My daughter and her husband travelled to East Yorks from Devon to part exchange their 5th Wheel and truck for an Autotrail Chieftain, the deal had been done over the phone last week and all the funds had to be cleared before collection. With great excitement they left yesterday to make sure they were in plenty of time for the handover this morning, I explained that the dealer would show them everything and make sure it worked.
When they arrived this morning they were told by Ian the salesman that another £1000 was needed to complete the deal, she was beside herself and so upset, the whole family had been looking forward to this new addition. As well as this there was no handover, the salesman Ian didn't know how anything worked and didn't ask anyone else !
I can only say buyer beware about this company , I have heard before that there are unscrupulous dealers out there but I have had the pleasure of dealing with Camper UK and expected them all to be like them, SO WRONG.
I am sure that you will all say why not come away, but the Chieftain was just what they wanted and is beautiful, there is still 5 months to go on the Autotrail warranty so hopefully if there is anything major wrong they will sort it.
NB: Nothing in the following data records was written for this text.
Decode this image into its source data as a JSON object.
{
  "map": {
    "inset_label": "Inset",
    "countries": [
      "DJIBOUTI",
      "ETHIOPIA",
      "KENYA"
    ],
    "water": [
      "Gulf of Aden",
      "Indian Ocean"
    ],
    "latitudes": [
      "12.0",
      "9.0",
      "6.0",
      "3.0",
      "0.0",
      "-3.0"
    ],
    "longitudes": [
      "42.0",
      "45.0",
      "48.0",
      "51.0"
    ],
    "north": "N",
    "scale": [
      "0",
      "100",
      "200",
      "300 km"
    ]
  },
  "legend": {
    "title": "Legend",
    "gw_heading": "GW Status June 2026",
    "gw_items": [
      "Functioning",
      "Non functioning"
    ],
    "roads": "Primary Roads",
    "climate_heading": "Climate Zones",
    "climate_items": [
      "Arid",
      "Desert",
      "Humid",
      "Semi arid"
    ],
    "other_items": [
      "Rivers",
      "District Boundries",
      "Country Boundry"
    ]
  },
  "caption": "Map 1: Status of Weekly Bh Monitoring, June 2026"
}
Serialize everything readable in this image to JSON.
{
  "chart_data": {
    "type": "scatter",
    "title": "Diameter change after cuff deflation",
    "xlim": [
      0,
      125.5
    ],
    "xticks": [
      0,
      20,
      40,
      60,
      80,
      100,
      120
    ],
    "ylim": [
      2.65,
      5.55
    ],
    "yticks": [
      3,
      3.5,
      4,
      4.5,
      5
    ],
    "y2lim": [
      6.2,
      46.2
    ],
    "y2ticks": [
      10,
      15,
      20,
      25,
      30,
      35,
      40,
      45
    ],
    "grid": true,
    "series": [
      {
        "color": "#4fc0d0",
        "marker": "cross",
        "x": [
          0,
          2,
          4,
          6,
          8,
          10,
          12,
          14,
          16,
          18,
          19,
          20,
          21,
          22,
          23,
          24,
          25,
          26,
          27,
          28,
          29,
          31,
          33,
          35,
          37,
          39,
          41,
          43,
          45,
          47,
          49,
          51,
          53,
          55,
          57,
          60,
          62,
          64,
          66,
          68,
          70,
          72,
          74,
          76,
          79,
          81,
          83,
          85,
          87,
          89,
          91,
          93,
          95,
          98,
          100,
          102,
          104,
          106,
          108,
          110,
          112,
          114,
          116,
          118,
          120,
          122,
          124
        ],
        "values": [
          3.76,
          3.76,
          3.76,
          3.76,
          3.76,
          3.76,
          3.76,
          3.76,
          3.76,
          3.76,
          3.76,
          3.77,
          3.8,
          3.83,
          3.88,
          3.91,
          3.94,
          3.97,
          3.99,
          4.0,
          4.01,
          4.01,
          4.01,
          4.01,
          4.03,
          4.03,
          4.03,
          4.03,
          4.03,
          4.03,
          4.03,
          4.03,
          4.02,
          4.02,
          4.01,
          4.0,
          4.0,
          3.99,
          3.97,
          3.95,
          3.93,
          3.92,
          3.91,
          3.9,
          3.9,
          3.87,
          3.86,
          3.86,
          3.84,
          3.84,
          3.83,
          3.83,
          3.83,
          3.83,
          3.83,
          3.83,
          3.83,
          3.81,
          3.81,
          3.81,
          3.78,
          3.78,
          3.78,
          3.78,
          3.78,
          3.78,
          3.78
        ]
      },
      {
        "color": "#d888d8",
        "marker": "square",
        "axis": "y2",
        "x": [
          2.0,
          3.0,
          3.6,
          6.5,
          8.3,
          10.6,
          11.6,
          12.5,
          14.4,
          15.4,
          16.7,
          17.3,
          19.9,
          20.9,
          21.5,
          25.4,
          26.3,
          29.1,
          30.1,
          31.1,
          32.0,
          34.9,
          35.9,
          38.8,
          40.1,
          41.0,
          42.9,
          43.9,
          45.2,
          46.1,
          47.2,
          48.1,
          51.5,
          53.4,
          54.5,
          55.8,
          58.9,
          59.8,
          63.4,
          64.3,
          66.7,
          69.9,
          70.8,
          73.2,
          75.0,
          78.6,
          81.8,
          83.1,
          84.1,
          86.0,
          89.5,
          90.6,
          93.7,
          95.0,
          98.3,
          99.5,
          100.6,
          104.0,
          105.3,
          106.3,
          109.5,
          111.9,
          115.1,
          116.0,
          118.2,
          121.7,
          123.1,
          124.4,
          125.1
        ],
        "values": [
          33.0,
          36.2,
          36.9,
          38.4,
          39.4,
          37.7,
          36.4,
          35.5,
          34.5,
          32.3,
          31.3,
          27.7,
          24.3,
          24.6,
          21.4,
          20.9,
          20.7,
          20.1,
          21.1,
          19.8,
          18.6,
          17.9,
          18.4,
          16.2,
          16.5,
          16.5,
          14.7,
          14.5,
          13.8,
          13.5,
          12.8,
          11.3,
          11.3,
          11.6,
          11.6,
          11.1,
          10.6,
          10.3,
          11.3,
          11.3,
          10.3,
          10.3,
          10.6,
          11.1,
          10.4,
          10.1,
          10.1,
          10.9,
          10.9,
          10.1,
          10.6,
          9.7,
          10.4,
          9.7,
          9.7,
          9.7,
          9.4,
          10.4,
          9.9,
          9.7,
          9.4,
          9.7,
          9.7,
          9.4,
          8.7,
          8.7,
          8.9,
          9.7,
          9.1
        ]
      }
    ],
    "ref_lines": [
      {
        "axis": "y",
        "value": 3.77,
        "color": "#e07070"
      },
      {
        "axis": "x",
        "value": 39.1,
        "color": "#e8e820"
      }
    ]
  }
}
However it leaves a nasty taste in your mouth. It has not even been serviced ! I would like to name them on here, if thats allowed please let me know.
Lindjan


----------



## rayc (Jun 3, 2008)

Why was the extra £1000 requested? On inspection of your units did they lower the trade in value?


----------



## sideways (Jun 2, 2008)

Thats the oldest trick in the book.Many people have been caught like that.


----------



## lindjan (Mar 6, 2008)

Yes, they said there was a mark on the bumper of the truck, the Globestormer is immaculate with full dealer service history, I wanted them to try and sell it privately but they were hoping to deal with reputable people !
Lindjan


----------



## rayc (Jun 3, 2008)

lindjan said:


> Yes, they said there was a mark on the bumper of the truck, the Globestormer is immaculate with full dealer service history, I wanted them to try and sell it privately but they were hoping to deal with reputable people !
> Lindjan


I am sure that in the terms and conditions there would have been a clause along the lines off " the trade in price will be adjusted in the event that the age, condition or other material fact is different from that claimed and will be subject to inspection."

It is always a risk when the trade in price has been set without the dealer seeing it and agreeing a firm price. There are disreputable dealers, who it is claimed, try to make a sweetener on every sale in this way. They have you over a barrel as you are likely to loose your deposit if you walk away.


----------